13 The Plaintiff says that the Defendants would owe it a substantial sum while the Defendants say that the Plaintiff would owe them at least $295,819. This is precisely the sort of disagreement which the parties expressly stipulated in the Development Agreement was to be decided by mediation or, if mediation failed, by arbitration. Clause 21.1 of the Development Agreement provides:
"In the event of dispute between the parties in relation to any matter arising under this agreement, the parties must first seek to resolve such dispute by mediation, but should mediation fail to resolve the dispute, then the matter will be resolved by arbitration pursuant to the Commercial Arbitration Act 1984."
14 The Defendants say that re-calculation of the distributable profits is an easy matter when one has regard to the calculations of the Plaintiff set out in the letter dated 12 November 2009 from its solicitors to the Defendants' solicitors. On the other hand, the Plaintiff says that those calculations contain a substantial error in favour of the Defendants.
15 In these circumstances, the presence of a mediation and arbitration clause in the Development Agreement is of considerable significance in the exercise of discretion under s 459J(1)(b), upon which the Plaintiff relies.
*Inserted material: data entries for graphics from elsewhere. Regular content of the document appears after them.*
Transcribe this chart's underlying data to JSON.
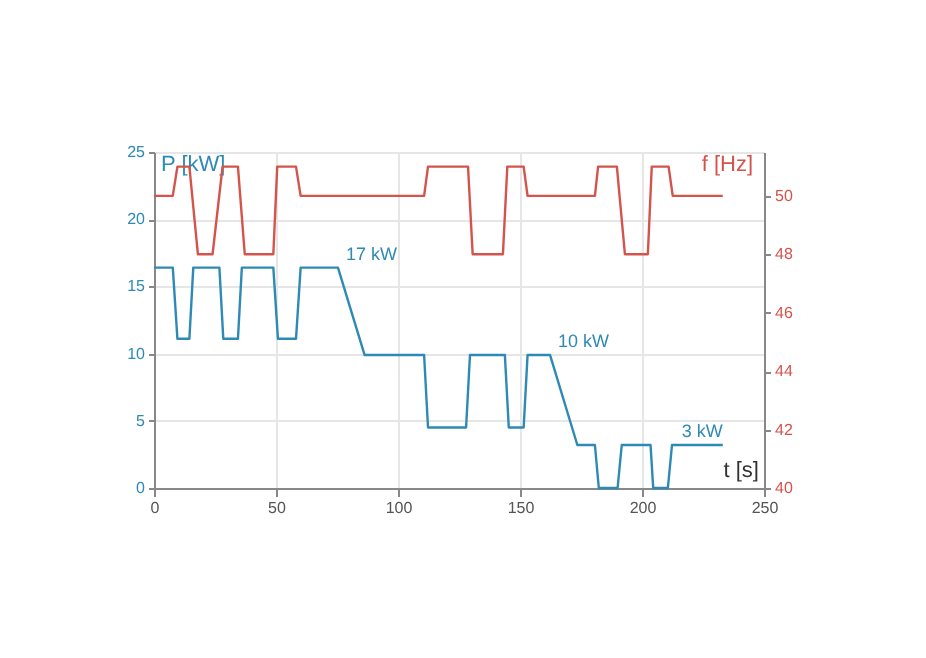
{
  "chart_data": {
    "type": "line",
    "xlabel": "t [s]",
    "ylabel": "P [kW]",
    "y2label": "f [Hz]",
    "xlim": [
      0,
      250
    ],
    "xticks": [
      0,
      50,
      100,
      150,
      200,
      250
    ],
    "ylim": [
      0,
      25
    ],
    "yticks": [
      0,
      5,
      10,
      15,
      20,
      25
    ],
    "y2lim": [
      40,
      51.5
    ],
    "y2ticks": [
      40,
      42,
      44,
      46,
      48,
      50
    ],
    "grid": true,
    "line_style": "solid",
    "series": [
      {
        "color": "#2e8ab5",
        "x": [
          0,
          7.7,
          9.6,
          14.5,
          16.1,
          26.8,
          28.4,
          34.4,
          36,
          48.9,
          50.8,
          58.2,
          60.1,
          75.4,
          86.3,
          110.7,
          112.3,
          127.9,
          129.5,
          143.8,
          145.4,
          151.5,
          153.1,
          162.3,
          173.5,
          180.7,
          182.3,
          190,
          191.7,
          203.5,
          204.6,
          210.6,
          212.3,
          233.1
        ],
        "values": [
          16.4,
          16.4,
          11.1,
          11.1,
          16.4,
          16.4,
          11.1,
          11.1,
          16.4,
          16.4,
          11.1,
          11.1,
          16.4,
          16.4,
          9.9,
          9.9,
          4.5,
          4.5,
          9.9,
          9.9,
          4.5,
          4.5,
          9.9,
          9.9,
          3.2,
          3.2,
          0,
          0,
          3.2,
          3.2,
          0,
          0,
          3.2,
          3.2
        ]
      },
      {
        "color": "#d4544c",
        "axis": "y2",
        "x": [
          0,
          7.7,
          9.6,
          14.5,
          18,
          24,
          28.1,
          34.4,
          37.2,
          48.9,
          50.5,
          58.2,
          60.1,
          110.7,
          112.3,
          128.7,
          130.6,
          143,
          144.8,
          151.5,
          153.1,
          180.7,
          182,
          189.7,
          193,
          202.4,
          204,
          210.9,
          212.6,
          233.1
        ],
        "values": [
          50,
          50,
          51,
          51,
          48,
          48,
          51,
          51,
          48,
          48,
          51,
          51,
          50,
          50,
          51,
          51,
          48,
          48,
          51,
          51,
          50,
          50,
          51,
          51,
          48,
          48,
          51,
          51,
          50,
          50
        ]
      }
    ],
    "annotations": [
      {
        "text": "17 kW",
        "x": 75.4,
        "y": 16.4
      },
      {
        "text": "10 kW",
        "x": 162.3,
        "y": 9.9
      },
      {
        "text": "3 kW",
        "x": 233.1,
        "y": 3.2
      }
    ]
  }
}
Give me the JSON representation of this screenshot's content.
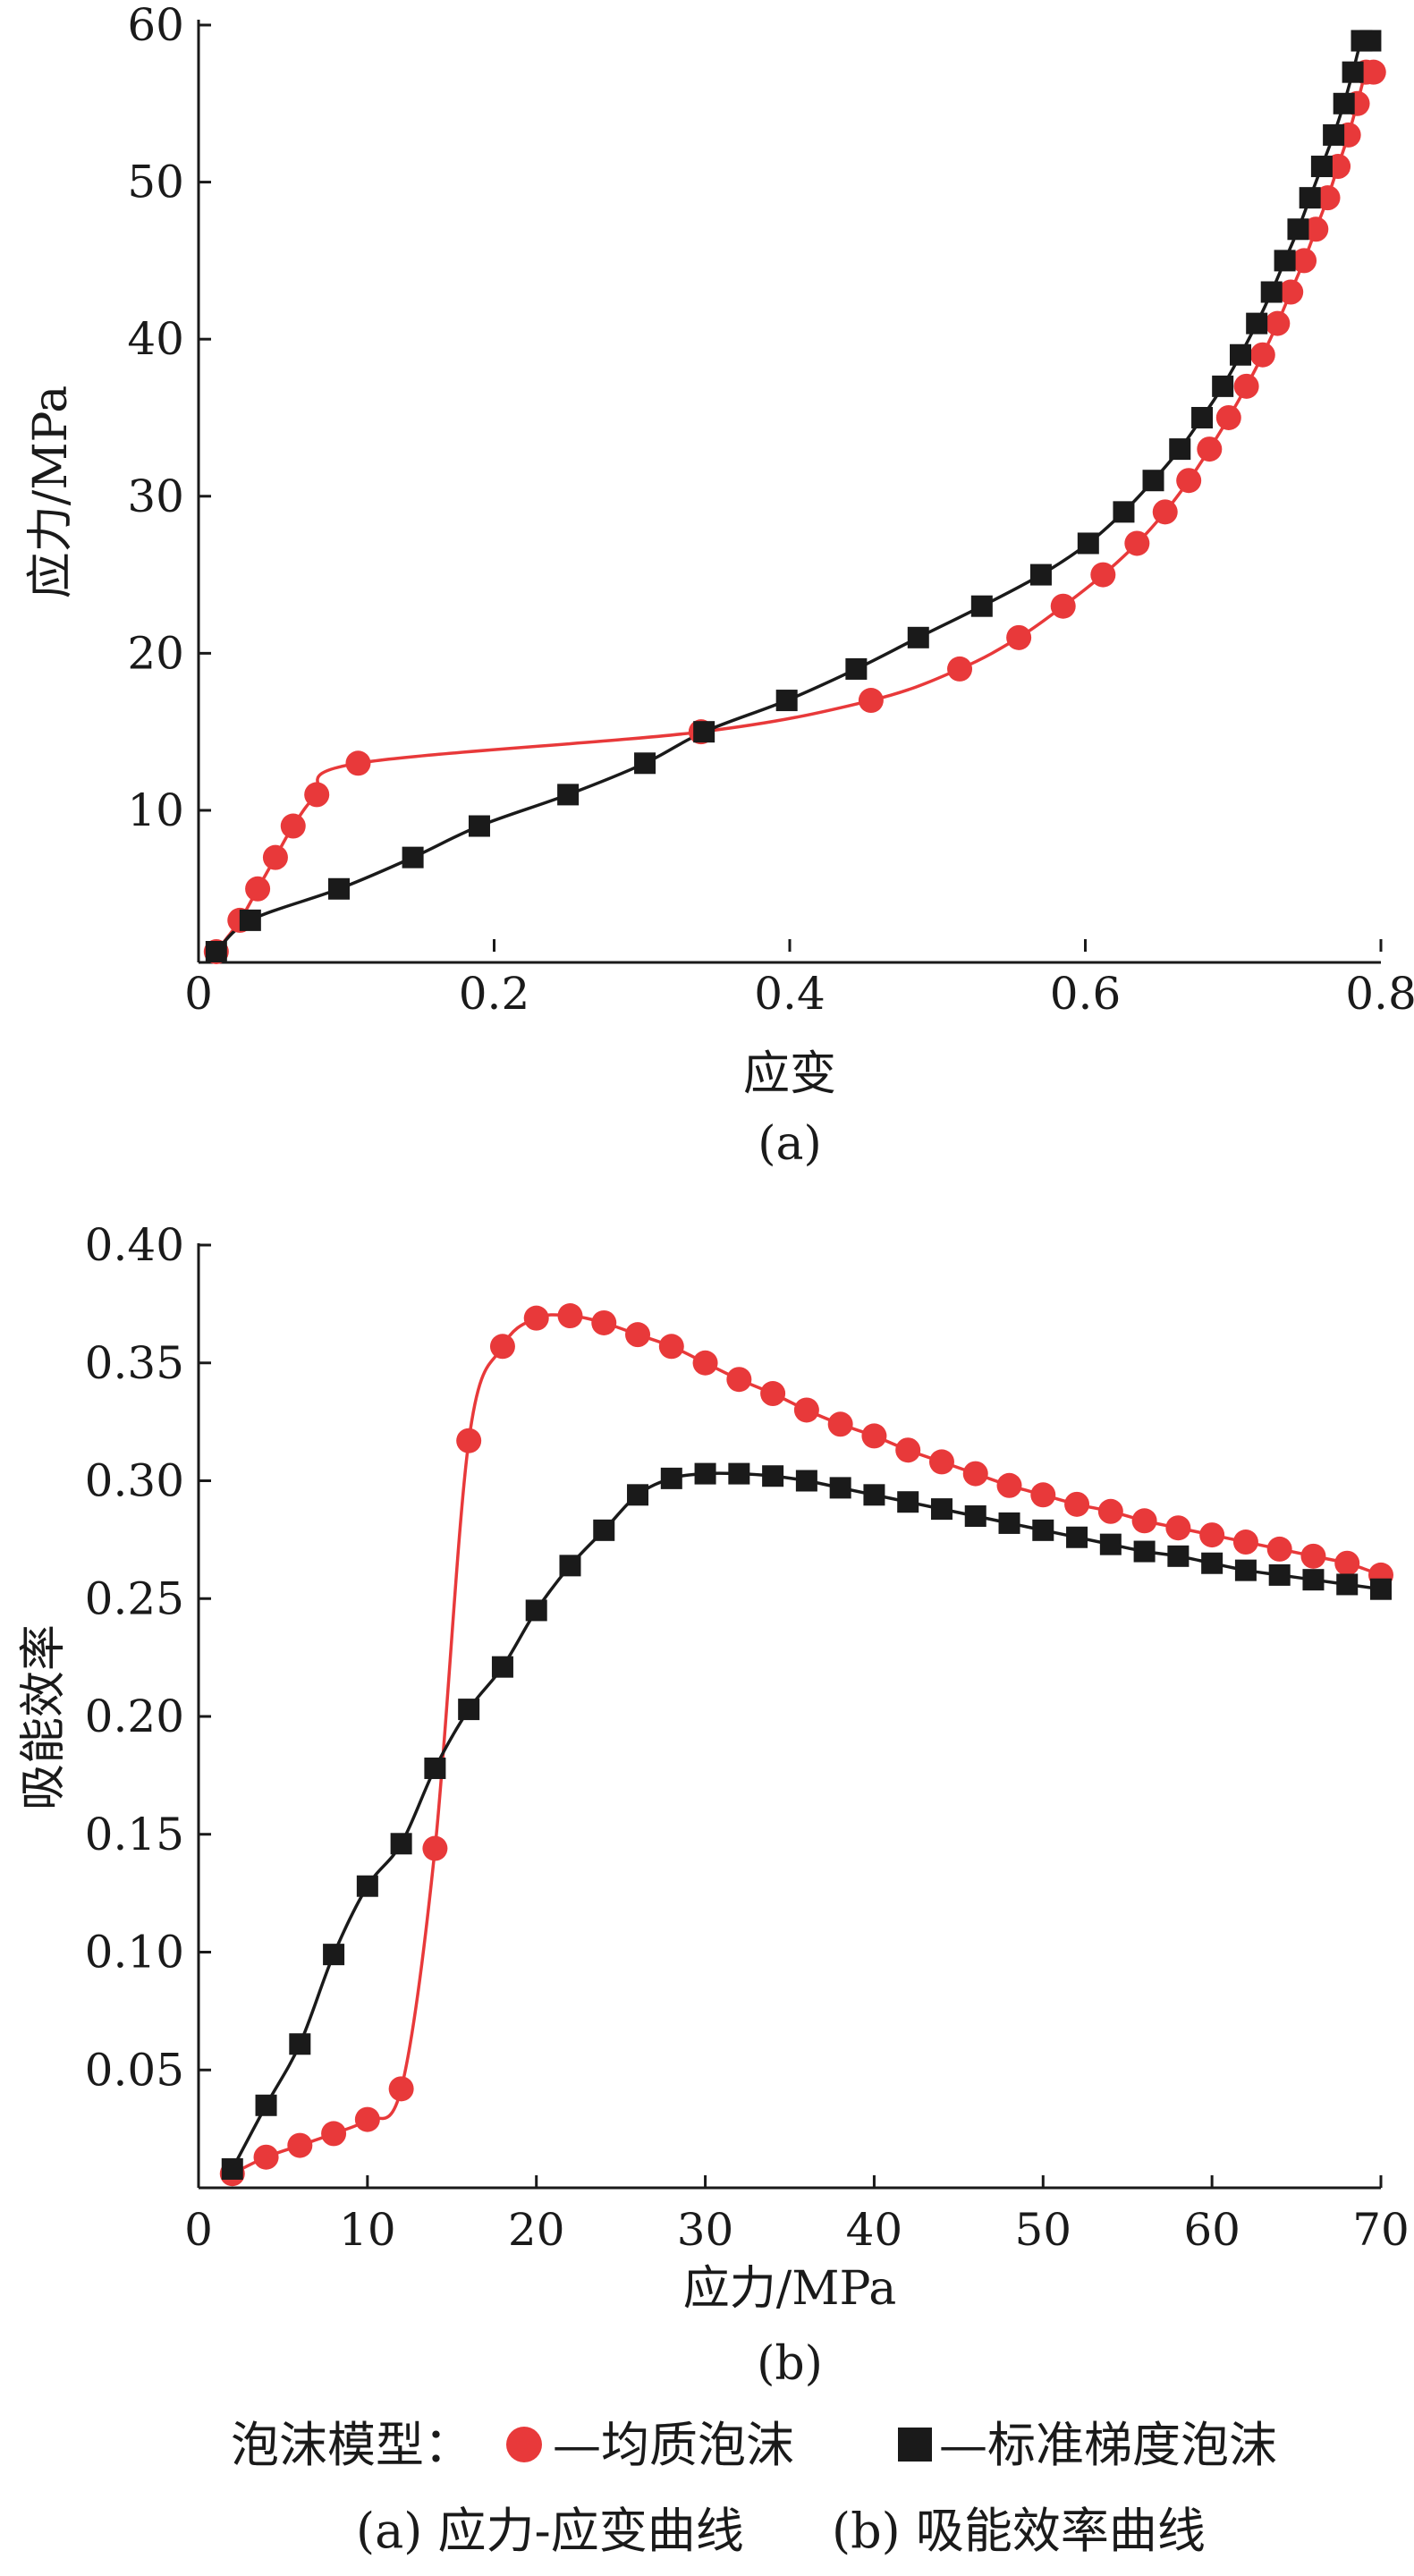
{
  "chart_data": [
    {
      "type": "line",
      "panel_label": "(a)",
      "xlabel": "应变",
      "ylabel": "应力/MPa",
      "xlim": [
        0,
        0.8
      ],
      "ylim": [
        1,
        60
      ],
      "xticks": [
        0,
        0.2,
        0.4,
        0.6,
        0.8
      ],
      "xtick_labels": [
        "0",
        "0.2",
        "0.4",
        "0.6",
        "0.8"
      ],
      "yticks": [
        10,
        20,
        30,
        40,
        50,
        60
      ],
      "ytick_labels": [
        "10",
        "20",
        "30",
        "40",
        "50",
        "60"
      ],
      "grid": false,
      "series": [
        {
          "key": "homogeneous",
          "marker": "circle",
          "color": "#e8393a",
          "x": [
            0.012,
            0.028,
            0.04,
            0.052,
            0.064,
            0.08,
            0.108,
            0.34,
            0.455,
            0.515,
            0.555,
            0.585,
            0.612,
            0.635,
            0.654,
            0.67,
            0.684,
            0.697,
            0.709,
            0.72,
            0.73,
            0.739,
            0.748,
            0.756,
            0.764,
            0.771,
            0.778,
            0.784,
            0.79,
            0.795
          ],
          "y": [
            1,
            3,
            5,
            7,
            9,
            11,
            13,
            15,
            17,
            19,
            21,
            23,
            25,
            27,
            29,
            31,
            33,
            35,
            37,
            39,
            41,
            43,
            45,
            47,
            49,
            51,
            53,
            55,
            57,
            57
          ]
        },
        {
          "key": "graded",
          "marker": "square",
          "color": "#1a1a1a",
          "x": [
            0.012,
            0.035,
            0.095,
            0.145,
            0.19,
            0.25,
            0.302,
            0.342,
            0.398,
            0.445,
            0.487,
            0.53,
            0.57,
            0.602,
            0.626,
            0.646,
            0.664,
            0.679,
            0.693,
            0.705,
            0.716,
            0.726,
            0.735,
            0.744,
            0.752,
            0.76,
            0.768,
            0.775,
            0.781,
            0.787,
            0.793
          ],
          "y": [
            1,
            3,
            5,
            7,
            9,
            11,
            13,
            15,
            17,
            19,
            21,
            23,
            25,
            27,
            29,
            31,
            33,
            35,
            37,
            39,
            41,
            43,
            45,
            47,
            49,
            51,
            53,
            55,
            57,
            59,
            59
          ]
        }
      ]
    },
    {
      "type": "line",
      "panel_label": "(b)",
      "xlabel": "应力/MPa",
      "ylabel": "吸能效率",
      "xlim": [
        0,
        70
      ],
      "ylim": [
        0,
        0.4
      ],
      "xticks": [
        0,
        10,
        20,
        30,
        40,
        50,
        60,
        70
      ],
      "xtick_labels": [
        "0",
        "10",
        "20",
        "30",
        "40",
        "50",
        "60",
        "70"
      ],
      "yticks": [
        0.05,
        0.1,
        0.15,
        0.2,
        0.25,
        0.3,
        0.35,
        0.4
      ],
      "ytick_labels": [
        "0.05",
        "0.10",
        "0.15",
        "0.20",
        "0.25",
        "0.30",
        "0.35",
        "0.40"
      ],
      "grid": false,
      "series": [
        {
          "key": "homogeneous",
          "marker": "circle",
          "color": "#e8393a",
          "x": [
            2,
            4,
            6,
            8,
            10,
            12,
            14,
            16,
            18,
            20,
            22,
            24,
            26,
            28,
            30,
            32,
            34,
            36,
            38,
            40,
            42,
            44,
            46,
            48,
            50,
            52,
            54,
            56,
            58,
            60,
            62,
            64,
            66,
            68,
            70
          ],
          "y": [
            0.006,
            0.013,
            0.018,
            0.023,
            0.029,
            0.042,
            0.144,
            0.317,
            0.357,
            0.369,
            0.37,
            0.367,
            0.362,
            0.357,
            0.35,
            0.343,
            0.337,
            0.33,
            0.324,
            0.319,
            0.313,
            0.308,
            0.303,
            0.298,
            0.294,
            0.29,
            0.287,
            0.283,
            0.28,
            0.277,
            0.274,
            0.271,
            0.268,
            0.265,
            0.26
          ]
        },
        {
          "key": "graded",
          "marker": "square",
          "color": "#1a1a1a",
          "x": [
            2,
            4,
            6,
            8,
            10,
            12,
            14,
            16,
            18,
            20,
            22,
            24,
            26,
            28,
            30,
            32,
            34,
            36,
            38,
            40,
            42,
            44,
            46,
            48,
            50,
            52,
            54,
            56,
            58,
            60,
            62,
            64,
            66,
            68,
            70
          ],
          "y": [
            0.008,
            0.035,
            0.061,
            0.099,
            0.128,
            0.146,
            0.178,
            0.203,
            0.221,
            0.245,
            0.264,
            0.279,
            0.294,
            0.301,
            0.303,
            0.303,
            0.302,
            0.3,
            0.297,
            0.294,
            0.291,
            0.288,
            0.285,
            0.282,
            0.279,
            0.276,
            0.273,
            0.27,
            0.268,
            0.265,
            0.262,
            0.26,
            0.258,
            0.256,
            0.254
          ]
        }
      ]
    }
  ],
  "legend": {
    "prefix": "泡沫模型：",
    "items": [
      {
        "key": "homogeneous",
        "marker": "circle",
        "color": "#e8393a",
        "label": "—均质泡沫"
      },
      {
        "key": "graded",
        "marker": "square",
        "color": "#1a1a1a",
        "label": "—标准梯度泡沫"
      }
    ]
  },
  "caption": {
    "a": "(a) 应力-应变曲线",
    "b": "(b) 吸能效率曲线"
  }
}
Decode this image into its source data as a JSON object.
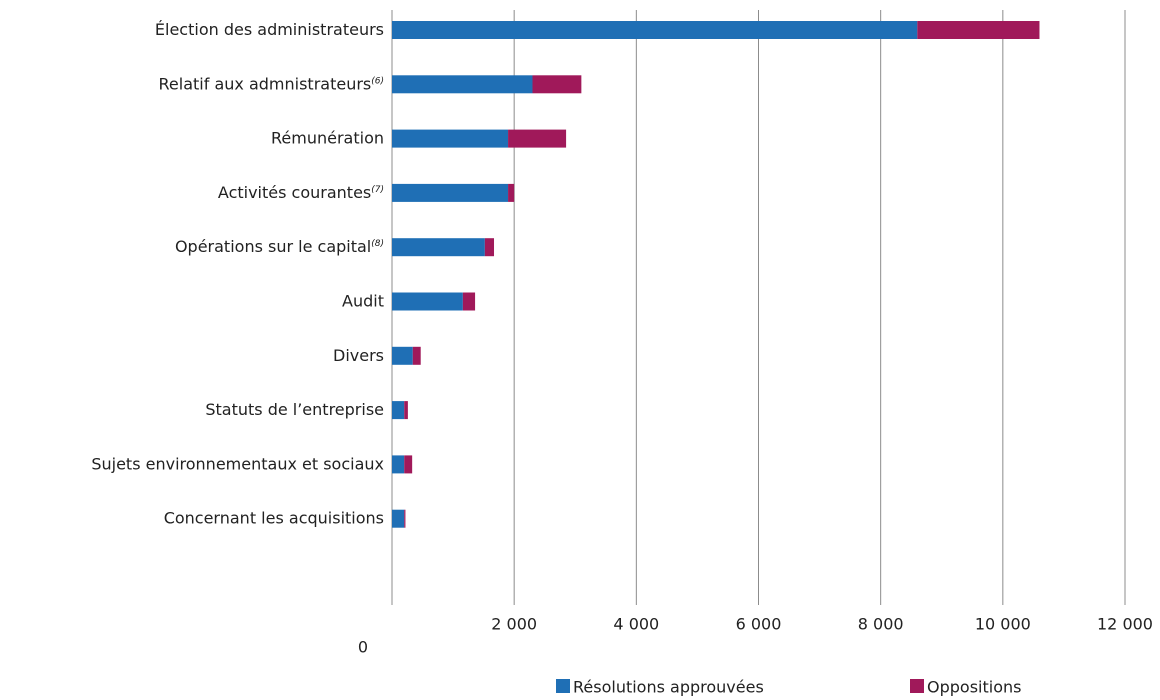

That subsection allows the Court to set aside a Statutory Demand if it is satisfied that there is "some other reason" to do so which is independent of the question of whether a genuine dispute or offsetting claim exists: see, for example, Faji (Aust) Constructions Pty Ltd v AC Professional Accounting Pty Limited [2009] NSWSC 180, at [31] per Barrett J; Joe Mangraviti Pty Limited v Lumley Finance Limited (2010) NSWSC 61, at [14].
16 It has been said in obiter dicta that it is unlikely that a Court would set aside a Statutory Demand:
"… on the bare ground that the service of the demand or the commencement of winding up proceedings in consequence of it, violated an arbitration clause. The question is a little artificial, because the application of the arbitration clause is likely to arise for consideration only if there is a dispute between the parties, and once there is a genuine dispute the court will set aside the statutory demand on that ground."